Si chiama cinema resistenziale. La firma in calce è quella di Ken Loach. Sorry we missed you, traducibile con la frase del cartoncino lasciato dal corriere in assenza del cliente all’atto della consegna del pacco, è la rappresentazione in immagini realistiche della deregulation del mondo del lavoro nell’evo del neoliberismo. Se non si capisce, o non si conosce, questo elemento storico politico dell’oggi, non si capisce il tono, la direzione, il piano inclinato del film. Nel raccontare il nuovo “lavoro” di Ricky (Kris Hitchen), corriere ipersfruttato 14 ore al giorno, sei giorni su sette, scanner a codificare pacchi, controllare ogni sua curva, percorso, pausa, respiro, una bottiglietta per pisciare dentro al camioncino visto che non si potrà fermare per andare in bagno, Loach ricorda che non è tanto un problema di incompatibilità con il capoufficio, un mastrolindo fetente e cinico, a rendere la vita di Ricky un inferno. È il sistema economico finanziario ad essersi mangiato quello politico da tempo (dagli anni della Thatcher, almeno per il Regno Unito) e a richiedere, sotto le mentite spoglie di una presunta autonomia lavorativa (“sarai padrone del tuo destino”, “lavori con noi non per noi”), uno sfruttamento che nemmeno nel medioevo.

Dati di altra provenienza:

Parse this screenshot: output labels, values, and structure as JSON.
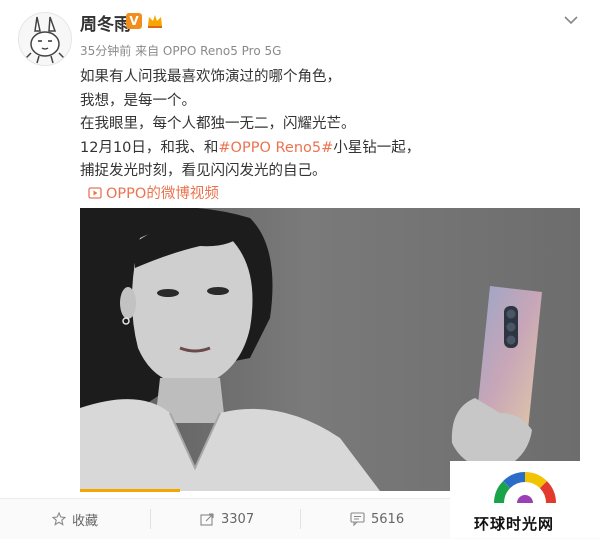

Facciamo notare, ancora per chi giovinetto tra i giovinetti si appresta ad entrare nel mondo del lavoro a queste condizioni (ci sono ovunque) che questa dittatura di pochissimi ricchi sulle moltitudini meno abbienti era stata rintuzzata dai “gloriosi trenta” con un formidabile patto tra capitale e lavoro. Chiusa la parentesi storico-politica, che però nei film di Loach, almeno in quest’ultimo “dittico di Newcastle” – Io, Daniel Blake e Sorry we missed you – penzola come un cappio al collo dei lavoratori più disgraziati, ecco aprirsi lo scenario quotidiano di Ricky; della moglie Abby (Debbie Honeywood) che fa la badante a singhiozzo, correndo in ogni angolo della città, stessi orari mostruosi del marito; del figlio graffitaro e discolo a scuola; e della figlioletta più piccola che regge l’assenza dei genitori con una forza e un’energia casalinga ed etica da spavento.

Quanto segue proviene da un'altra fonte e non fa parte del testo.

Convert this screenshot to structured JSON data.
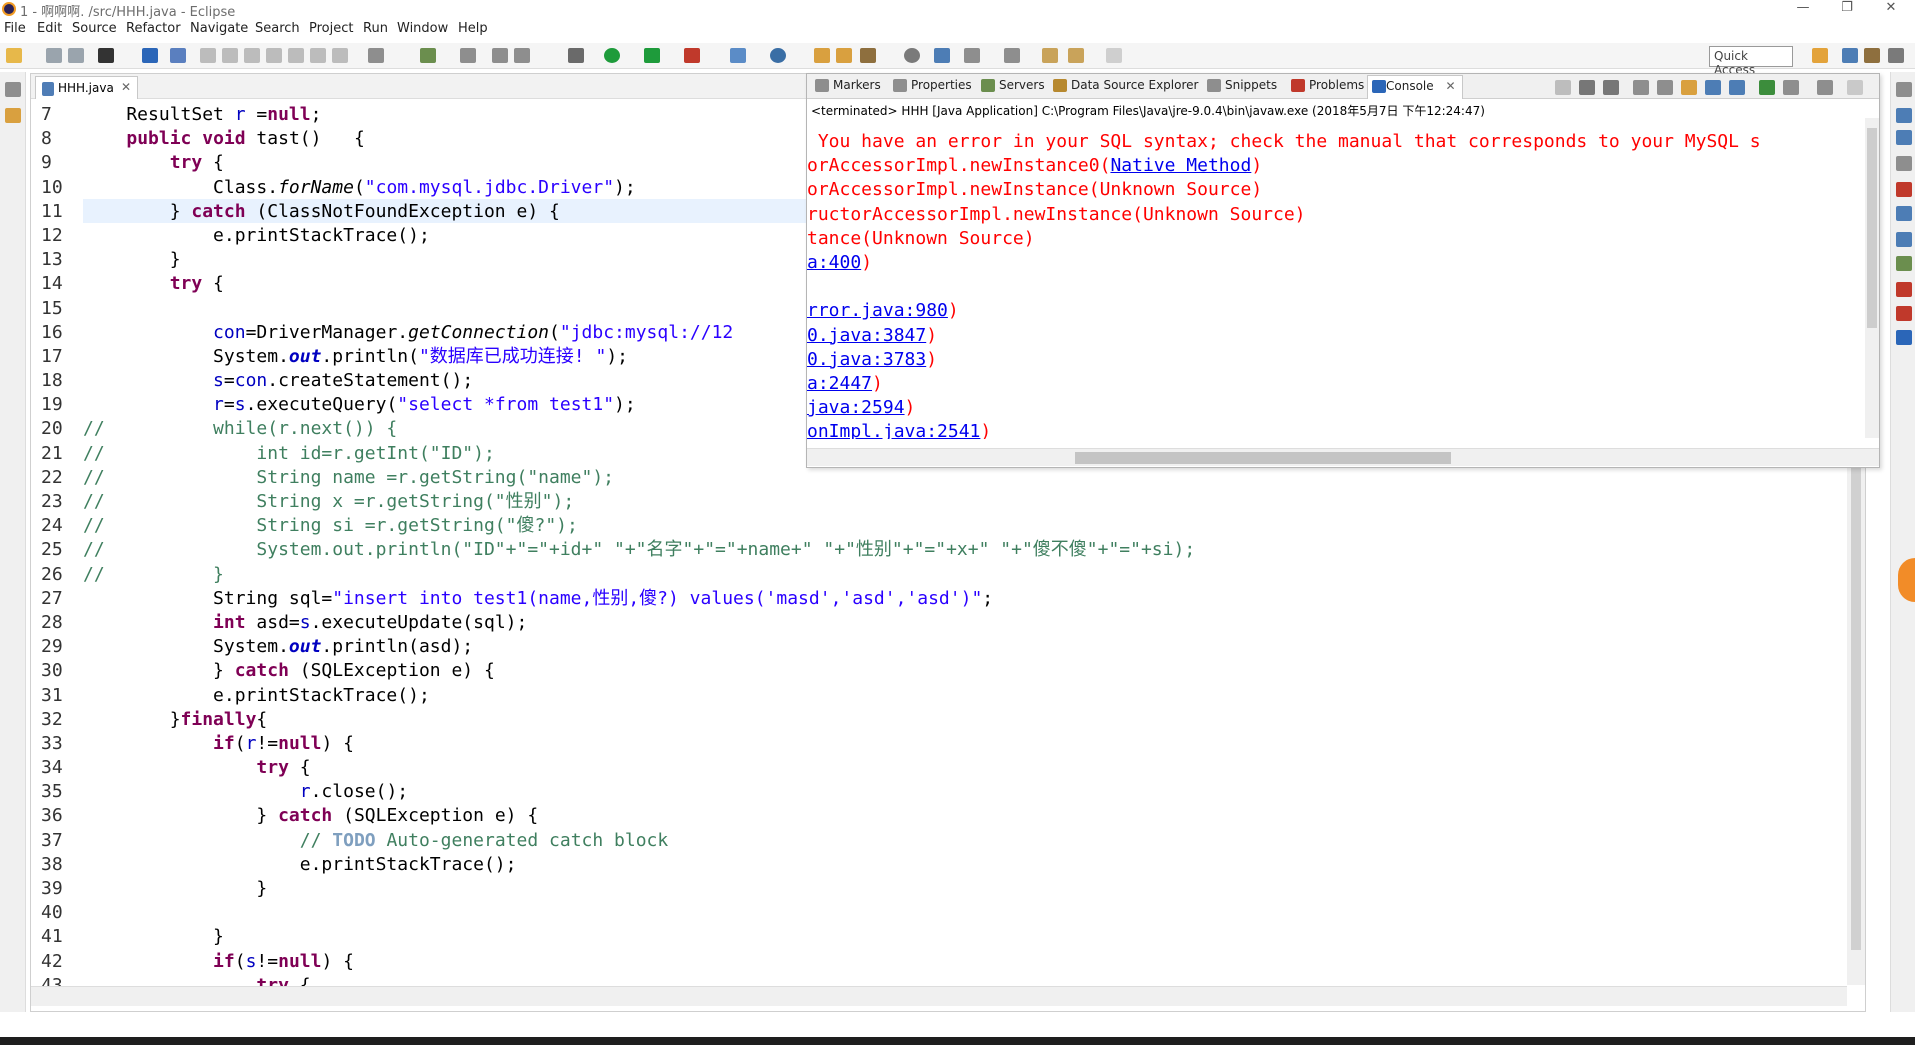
{
  "window": {
    "title": "1 - 啊啊啊. /src/HHH.java - Eclipse",
    "controls": [
      "—",
      "❐",
      "✕"
    ]
  },
  "menu": [
    "File",
    "Edit",
    "Source",
    "Refactor",
    "Navigate",
    "Search",
    "Project",
    "Run",
    "Window",
    "Help"
  ],
  "quick_access": "Quick Access",
  "editor": {
    "tab_label": "HHH.java",
    "tab_close": "✕",
    "line_numbers": [
      "7",
      "8",
      "9",
      "10",
      "11",
      "12",
      "13",
      "14",
      "15",
      "16",
      "17",
      "18",
      "19",
      "20",
      "21",
      "22",
      "23",
      "24",
      "25",
      "26",
      "27",
      "28",
      "29",
      "30",
      "31",
      "32",
      "33",
      "34",
      "35",
      "36",
      "37",
      "38",
      "39",
      "40",
      "41",
      "42",
      "43"
    ]
  },
  "console": {
    "tabs": [
      "Markers",
      "Properties",
      "Servers",
      "Data Source Explorer",
      "Snippets",
      "Problems",
      "Console"
    ],
    "active_tab": "Console",
    "status": "<terminated> HHH [Java Application] C:\\Program Files\\Java\\jre-9.0.4\\bin\\javaw.exe (2018年5月7日 下午12:24:47)",
    "error_lines": [
      {
        "text": " You have an error in your SQL syntax; check the manual that corresponds to your MySQL s",
        "link": ""
      },
      {
        "text": "orAccessorImpl.newInstance0(",
        "link": "Native Method",
        "suffix": ")"
      },
      {
        "text": "orAccessorImpl.newInstance(Unknown Source)",
        "link": ""
      },
      {
        "text": "ructorAccessorImpl.newInstance(Unknown Source)",
        "link": ""
      },
      {
        "text": "tance(Unknown Source)",
        "link": ""
      },
      {
        "text": "",
        "link": "a:400",
        "suffix": ")"
      },
      {
        "text": "",
        "link": ""
      },
      {
        "text": "",
        "link": "rror.java:980",
        "suffix": ")"
      },
      {
        "text": "",
        "link": "0.java:3847",
        "suffix": ")"
      },
      {
        "text": "",
        "link": "0.java:3783",
        "suffix": ")"
      },
      {
        "text": "",
        "link": "a:2447",
        "suffix": ")"
      },
      {
        "text": "",
        "link": "java:2594",
        "suffix": ")"
      },
      {
        "text": "",
        "link": "onImpl.java:2541",
        "suffix": ")"
      }
    ]
  }
}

L’incipit del film è illusorio. La presunta emancipazione del singolo corrierino è un bluff indegno. Ricky schizza ovunque. Rischia multe, incidenti, guida come un matto per ricevere la firma/registrazione di un documento del mittente per non perdere la realizzazione di una consegna e finire in fondo alla classifica dei più bravi. Perché se poi un giorno deve assentarsi o trova un sostituto o deve pagare centinaia di sterline di multa. Perché se rompe lo scanner sono altre mille sterline di punizione. Insomma Ricky è un dipendente, ma per far evitare i costi di naturali diritti sul lavoro, cancellati negli anni dai governi conservatori e laburisti, risulta un lavoratore autonomo. È un gioco al massacro che Loach disegna senza concedere gratuite esagerazioni melò o scene madri spettacolarizzanti. La sua regia è mai come oggi, ad 83 anni compiuti, lucida, precisa, rarefatta. In scena scorgiamo solo l’essenzialità di ciò che serve per farci capire che per i protagonisti non ci sono appigli di speranza.

Un recensore inglese ha parlato di “devil in the details” per spiegare come il significato di alcuni particolari apparentemente semplici possieda in realtà una complessità di lettura in questo caso estremamente drammatica. La bottiglietta per urinare citata più sopra. La pomata al mentolo messa sotto al naso da Abby prima di entrare nelle case degli anziani. L’inquadratura in semisoggettiva di fianco al braccio di Ricky per permetterci di scorgere il contenuto di una lettera delicata riguardante il figlio. Il rebus dello sfruttamento non si risolve con la volontà individualista vincente modello La ricerca della felicità. Non si è più bravi se si fanno più consegne o si scala la gerarchia aziendale.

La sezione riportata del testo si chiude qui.